How to find optimal parametrs for DBSCAN?


Is there any tool which calculates optimal value for minpts and eps for DBSCAN algorithm?

Currently i use sklearn library to apply DBSCAN algorithm

from sklearn.cluster import DBSCAN

I tried algorithm with several minpts and eps but without any calculation.


Solution

  • eps and minpts are both considered hyperparameters. There are no algorithms to determine the perfect values for these, given a dataset. Instead, they must be optimized largely based on the problem you are trying to solve.

    Some ideas on how to optimize:

    minpts should be larger as the size of the dataset increases.

    eps is a value that deals with the radius of the clusters you are trying to find. To choose a value, we can perform a sort of elbowing technique (a similar technique that is often used to determine an optimal k in K-Means clustering).

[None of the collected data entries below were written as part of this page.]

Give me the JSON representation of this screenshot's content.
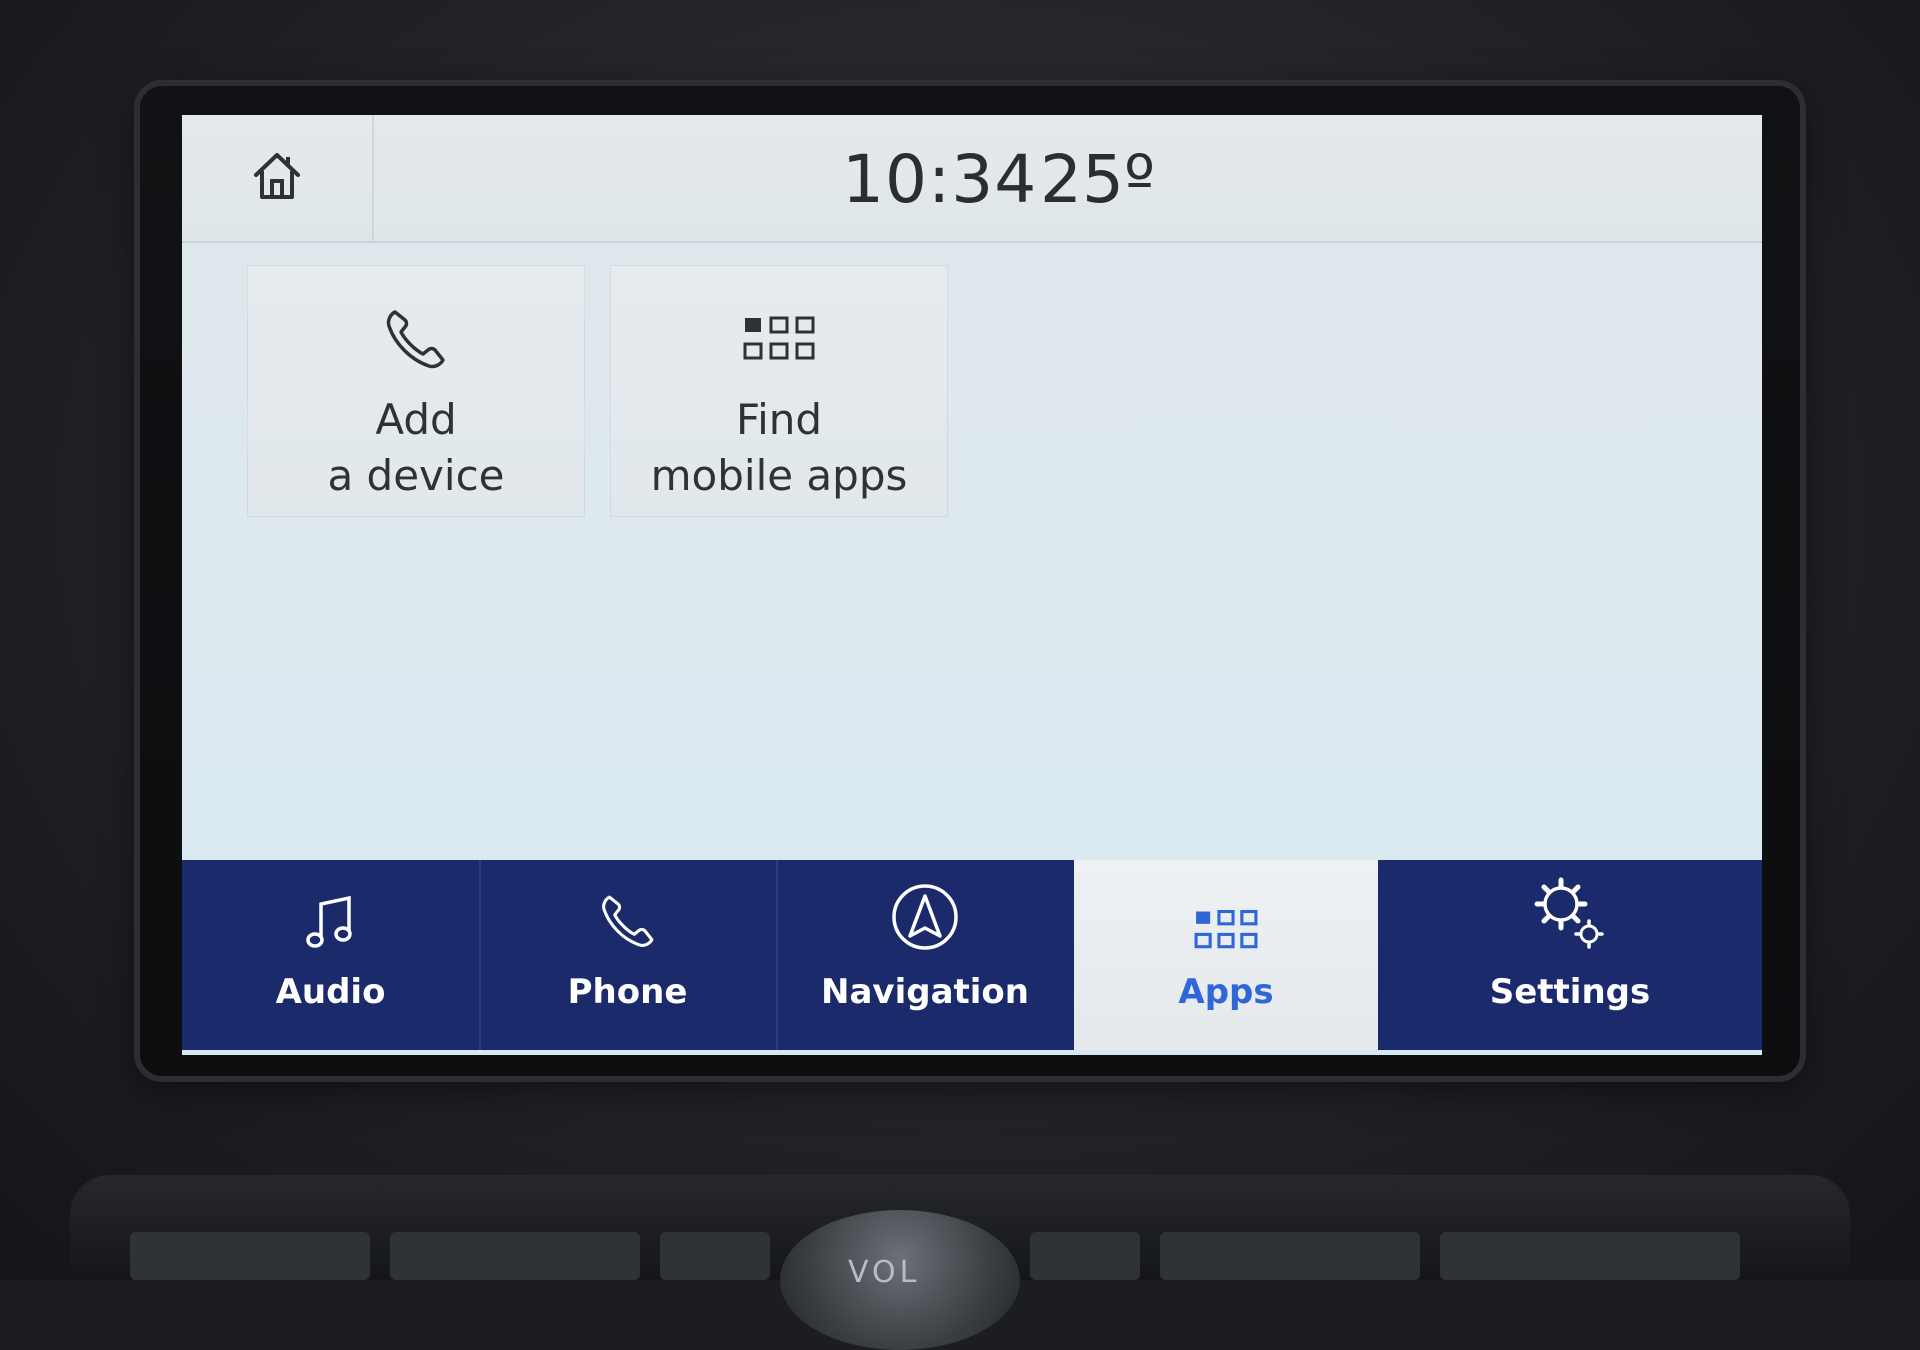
{
  "status_bar": {
    "time": "10:34",
    "temperature": "25º"
  },
  "tiles": [
    {
      "line1": "Add",
      "line2": "a device",
      "icon": "phone-icon"
    },
    {
      "line1": "Find",
      "line2": "mobile apps",
      "icon": "apps-grid-icon"
    }
  ],
  "nav": {
    "items": [
      {
        "label": "Audio",
        "icon": "music-note-icon"
      },
      {
        "label": "Phone",
        "icon": "phone-icon"
      },
      {
        "label": "Navigation",
        "icon": "compass-icon"
      },
      {
        "label": "Apps",
        "icon": "apps-grid-icon",
        "active": true
      },
      {
        "label": "Settings",
        "icon": "gear-icon"
      }
    ]
  },
  "console": {
    "knob_label": "VOL"
  },
  "colors": {
    "nav_bar": "#1b2a6b",
    "active_accent": "#2f66d9",
    "screen_bg": "#dde9ef"
  }
}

    1. Let k = the number of nearest neighbors
    2. For a value of k, for each point in a dataset, calculate the average distance between each point and its k-nearest neighbors (some packages have this function built in somewhere)
    3. Plot number of points on the X axis and average distances on the y axis that you calculated.
    4. The resulting graph should be increasing (as long as you sort your arrays increasingly by average distance) and concave up. There should be a point where the rate of increase jumps drastically, this point is called the elbow point and contains your optimal eps, which is the y value of the elbow point.
    5. Run this algorithm using different values of k and compare results.

    If there was a definite way to solve for optimal values, it would be largley documented. For now, all we can do is give our best calculated guess. Once again, the problem you are trying to solve may affect the way you choose your elbow point - it is important to understand that.